[报错解决] 运行MATCHA时需要在线下载Arial.TTF字体,但是无法连接huggingface
一、报错详情
requests.exceptions.ConnectTimeout:(MaxRetryError("HTTPSConnectionPool(host='huggingface.co', port=443):
Max retries exceeded with url: /ybelkada/fonts/resolve/main/Arial.TTF (Caused by ConnectTimeoutError(<urllib3.connection.HTTPSConnection object at 0x7f5295722ce0>,
'Connection to huggingface.co timed out. (connect timeout=10)'))"), '(Request ID: a5b5b41d-c258-46b6-8e40-0200bc4cb62b)')
The above exception was the direct cause of the following exception:
Traceback (most recent call last):
File "/MATCHA/workdir/matcha_test.py", line 11, in <module>
inputs = processor(images=image, text="Is the sum of all 4 places greater than Laos?", return_tensors="pt")

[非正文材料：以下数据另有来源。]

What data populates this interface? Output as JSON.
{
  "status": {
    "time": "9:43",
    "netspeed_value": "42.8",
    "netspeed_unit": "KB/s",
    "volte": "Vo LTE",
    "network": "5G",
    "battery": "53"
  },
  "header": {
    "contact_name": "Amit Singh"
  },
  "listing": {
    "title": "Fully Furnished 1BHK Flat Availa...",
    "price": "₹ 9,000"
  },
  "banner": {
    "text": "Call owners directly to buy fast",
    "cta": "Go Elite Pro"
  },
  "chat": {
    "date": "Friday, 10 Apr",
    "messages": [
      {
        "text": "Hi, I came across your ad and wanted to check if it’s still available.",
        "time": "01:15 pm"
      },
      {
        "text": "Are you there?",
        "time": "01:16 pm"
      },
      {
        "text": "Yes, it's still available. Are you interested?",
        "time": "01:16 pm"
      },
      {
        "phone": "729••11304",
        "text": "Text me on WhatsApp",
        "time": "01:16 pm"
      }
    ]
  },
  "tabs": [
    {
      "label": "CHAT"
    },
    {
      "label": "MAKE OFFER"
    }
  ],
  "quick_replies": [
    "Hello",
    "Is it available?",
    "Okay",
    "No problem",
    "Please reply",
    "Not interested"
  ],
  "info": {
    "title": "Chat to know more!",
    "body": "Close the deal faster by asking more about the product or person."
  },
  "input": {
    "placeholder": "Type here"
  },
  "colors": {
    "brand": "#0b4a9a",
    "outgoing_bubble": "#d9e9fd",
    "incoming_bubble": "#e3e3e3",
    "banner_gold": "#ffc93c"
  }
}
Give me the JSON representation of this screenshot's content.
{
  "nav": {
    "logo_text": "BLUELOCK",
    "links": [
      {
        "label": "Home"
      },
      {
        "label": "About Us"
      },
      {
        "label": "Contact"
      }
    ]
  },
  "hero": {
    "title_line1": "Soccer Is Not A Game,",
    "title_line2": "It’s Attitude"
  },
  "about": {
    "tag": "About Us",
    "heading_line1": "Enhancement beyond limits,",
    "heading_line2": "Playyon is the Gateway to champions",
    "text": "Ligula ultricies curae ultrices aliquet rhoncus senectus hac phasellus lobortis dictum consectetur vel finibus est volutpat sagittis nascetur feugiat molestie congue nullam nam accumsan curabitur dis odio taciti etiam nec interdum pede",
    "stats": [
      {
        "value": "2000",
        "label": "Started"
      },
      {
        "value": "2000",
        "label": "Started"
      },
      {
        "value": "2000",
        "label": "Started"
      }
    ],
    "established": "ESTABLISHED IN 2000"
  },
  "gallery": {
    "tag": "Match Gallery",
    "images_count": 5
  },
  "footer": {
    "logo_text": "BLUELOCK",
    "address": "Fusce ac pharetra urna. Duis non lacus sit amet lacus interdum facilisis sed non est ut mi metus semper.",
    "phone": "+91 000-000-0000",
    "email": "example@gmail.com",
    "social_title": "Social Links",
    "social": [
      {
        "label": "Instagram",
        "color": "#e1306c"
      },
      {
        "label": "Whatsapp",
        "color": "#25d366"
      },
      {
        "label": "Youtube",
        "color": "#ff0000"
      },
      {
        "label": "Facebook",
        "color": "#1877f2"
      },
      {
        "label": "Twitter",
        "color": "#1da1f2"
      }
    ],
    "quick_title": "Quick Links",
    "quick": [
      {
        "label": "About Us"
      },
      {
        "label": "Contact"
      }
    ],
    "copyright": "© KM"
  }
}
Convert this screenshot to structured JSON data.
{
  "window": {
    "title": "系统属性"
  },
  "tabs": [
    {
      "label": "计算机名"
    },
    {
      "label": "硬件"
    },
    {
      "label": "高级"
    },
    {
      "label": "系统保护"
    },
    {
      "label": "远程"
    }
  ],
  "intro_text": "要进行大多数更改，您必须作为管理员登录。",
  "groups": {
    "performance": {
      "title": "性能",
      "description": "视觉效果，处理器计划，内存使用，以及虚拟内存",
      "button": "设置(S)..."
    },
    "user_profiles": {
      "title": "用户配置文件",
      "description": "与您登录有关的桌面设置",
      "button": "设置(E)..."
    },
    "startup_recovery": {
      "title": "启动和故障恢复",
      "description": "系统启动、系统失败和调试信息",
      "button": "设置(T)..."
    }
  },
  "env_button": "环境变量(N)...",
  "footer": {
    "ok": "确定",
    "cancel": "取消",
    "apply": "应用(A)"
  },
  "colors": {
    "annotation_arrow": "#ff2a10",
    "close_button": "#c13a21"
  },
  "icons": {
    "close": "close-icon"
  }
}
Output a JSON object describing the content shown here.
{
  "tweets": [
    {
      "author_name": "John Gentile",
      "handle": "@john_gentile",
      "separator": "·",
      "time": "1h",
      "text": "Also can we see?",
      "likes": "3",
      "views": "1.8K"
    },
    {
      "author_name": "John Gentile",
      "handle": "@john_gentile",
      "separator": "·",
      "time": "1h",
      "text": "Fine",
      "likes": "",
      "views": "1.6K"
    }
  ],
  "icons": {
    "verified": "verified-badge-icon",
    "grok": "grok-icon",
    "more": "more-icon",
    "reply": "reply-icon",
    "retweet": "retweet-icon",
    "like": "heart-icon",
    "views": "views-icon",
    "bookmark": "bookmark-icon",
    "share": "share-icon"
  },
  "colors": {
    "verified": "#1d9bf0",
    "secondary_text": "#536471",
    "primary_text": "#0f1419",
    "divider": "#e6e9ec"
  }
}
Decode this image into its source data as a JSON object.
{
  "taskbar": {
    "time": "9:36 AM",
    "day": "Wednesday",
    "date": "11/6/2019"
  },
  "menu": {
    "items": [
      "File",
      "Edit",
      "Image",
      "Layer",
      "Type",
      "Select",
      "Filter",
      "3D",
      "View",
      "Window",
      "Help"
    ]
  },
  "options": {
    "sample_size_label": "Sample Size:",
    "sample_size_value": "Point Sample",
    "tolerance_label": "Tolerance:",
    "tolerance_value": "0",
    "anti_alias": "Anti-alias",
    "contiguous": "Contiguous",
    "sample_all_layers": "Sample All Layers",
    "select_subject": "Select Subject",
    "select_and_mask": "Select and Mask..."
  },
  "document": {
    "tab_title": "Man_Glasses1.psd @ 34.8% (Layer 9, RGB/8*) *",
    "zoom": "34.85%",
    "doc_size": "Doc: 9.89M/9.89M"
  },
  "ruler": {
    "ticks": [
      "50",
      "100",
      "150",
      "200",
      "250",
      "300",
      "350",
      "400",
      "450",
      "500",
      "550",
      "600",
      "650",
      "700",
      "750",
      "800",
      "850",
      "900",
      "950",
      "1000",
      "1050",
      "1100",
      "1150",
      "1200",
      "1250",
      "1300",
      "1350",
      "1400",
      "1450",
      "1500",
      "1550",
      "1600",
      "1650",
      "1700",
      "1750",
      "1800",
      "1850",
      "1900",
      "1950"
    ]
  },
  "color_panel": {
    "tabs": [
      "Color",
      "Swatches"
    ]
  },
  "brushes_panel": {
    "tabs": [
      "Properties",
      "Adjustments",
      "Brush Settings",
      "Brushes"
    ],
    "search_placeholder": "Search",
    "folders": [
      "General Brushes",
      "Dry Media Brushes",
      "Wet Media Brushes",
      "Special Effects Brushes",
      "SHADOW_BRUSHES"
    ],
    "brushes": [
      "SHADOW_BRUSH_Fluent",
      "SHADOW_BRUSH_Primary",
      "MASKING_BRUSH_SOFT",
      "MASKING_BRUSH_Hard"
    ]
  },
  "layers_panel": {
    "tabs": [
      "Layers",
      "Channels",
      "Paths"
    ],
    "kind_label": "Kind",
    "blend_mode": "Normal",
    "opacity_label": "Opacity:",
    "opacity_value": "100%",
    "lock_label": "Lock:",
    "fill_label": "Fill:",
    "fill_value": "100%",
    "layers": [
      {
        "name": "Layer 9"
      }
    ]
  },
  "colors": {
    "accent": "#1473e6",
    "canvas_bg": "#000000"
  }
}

File "/miniconda3/lib/python3.10/site-packages/transformers/models/pix2struct/processing_pix2struct.py", line 109, in __call__
encoding_image_processor = self.image_processor(
File "/miniconda3/lib/python3.10/site-packages/transformers/image_processing_utils.py", line 552, in __call__
return self.preprocess(images, **kwargs)
File "/miniconda3/lib/python3.10/site-packages/transformers/models/pix2struct/image_processing_pix2struct.py", line 437, in preprocess
images = [
File "/miniconda3/lib/python3.10/site-packages/transformers/models/pix2struct/image_processing_pix2struct.py", line 438, in <listcomp>
render_header(image, header_text[i], font_bytes=font_bytes, font_path=font_path)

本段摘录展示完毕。